這一步從上一層獲取檢測結果,並且執行mask分支來生成每一個instance的分割masks。

7.3.1 Mask Targets

display_images(np.transpose(gt_mask, [2, 0, 1]), cmap="Blues")

7.3.2 預測的masks

#獲取mask分支的預測結果
mrcnn = model.run_graph([image], [
    ("detections", model.keras_model.get_layer("mrcnn_detection").output),
    ("masks", model.keras_model.get_layer("mrcnn_mask").output),
])

#獲取檢測結果的class IDs.修剪zero padding.
det_class_ids = mrcnn['detections'][0, :, 4].astype(np.int32)
det_count = np.where(det_class_ids == 0)[0][0]
det_class_ids = det_class_ids[:det_count]
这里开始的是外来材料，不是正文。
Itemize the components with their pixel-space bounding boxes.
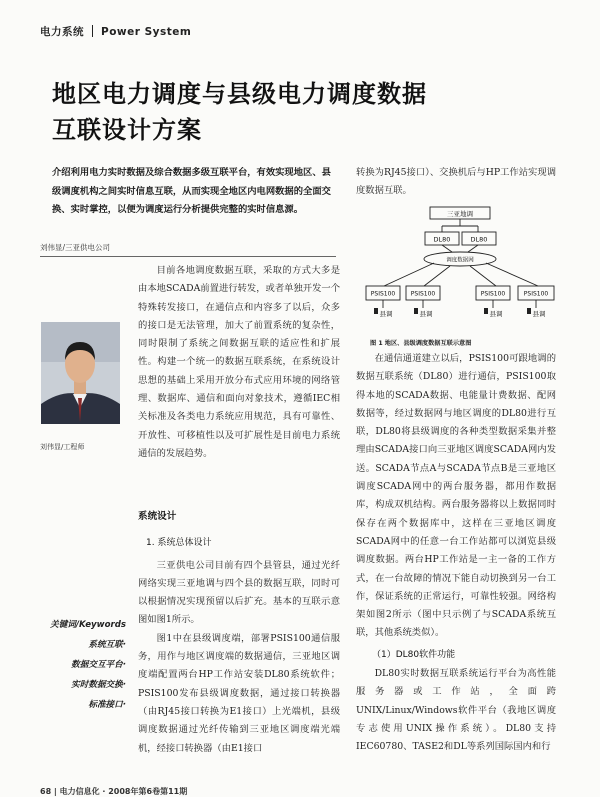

print("{} detections: {}".format(
    det_count, np.array(dataset.class_names)[det_class_ids]))

# Masks
det_boxes = utils.denorm_boxes(mrcnn["detections"][0, :, :4], image.shape[:2])
det_mask_specific = np.array([mrcnn["masks"][0, i, :, :, c] 
                              for i, c in enumerate(det_class_ids)])
det_masks = np.array([utils.unmold_mask(m, det_boxes[i], image.shape)
                      for i, m in enumerate(det_mask_specific)])
log("det_mask_specific", det_mask_specific)
log("det_masks", det_masks)

display_images(det_mask_specific[:4] * 255, cmap="Blues", interpolation="none")

display_images(det_masks[:4] * 255, cmap="Blues", interpolation="none")

視覺化Activations。有助於觀察不同layers。

#獲取一些示例層的activations
activations = model.run_graph([image], [
    ("input_image",        model.keras_model.get_layer("input_image").output),
    ("res4w_out",          model.keras_model.get_layer("res4w_out").output),  # for resnet100
    ("rpn_bbox",           model.keras_model.get_layer("rpn_bbox").output),
    ("roi",                model.keras_model.get_layer("ROI").output),
])

#輸入影象 (規範化的)
_ = plt.imshow(modellib.unmold_image(activations["input_image"][0],config))

# Backbone feature map
display_images(np.transpose(activations["res4w_out"][0,:,:,:4], [2, 0, 1]))

#顯示RPN bounding box deltas的直方圖
plt.figure(figsize=(12, 3))
plt.subplot(1, 4, 1)
plt.title("dy")
_ = plt.hist(activations["rpn_bbox"][0,:,0], 50)
plt.subplot(1, 4, 2)
plt.title("dx")
_ = plt.hist(activations["rpn_bbox"][0,:,1], 50)
plt.subplot(1, 4, 3)
plt.title("dw")
_ = plt.hist(activations["rpn_bbox"][0,:,2], 50)
plt.subplot(1, 4, 4)
plt.title("dh")
_ = plt.hist(activations["rpn_bbox"][0,:,3], 50)

# 顯示生成的proposals的y,x座標的分佈
plt.figure(figsize=(10, 5))
plt.subplot(1, 2, 1)
plt.title("y1, x1")
plt.scatter(activations["roi"][0,:,0], activations["roi"][0,:,1])
plt.subplot(1, 2, 2)
plt.title("y2, x2")
plt.scatter(activations["roi"][0,:,2], activations["roi"][0,:,3])
plt.show()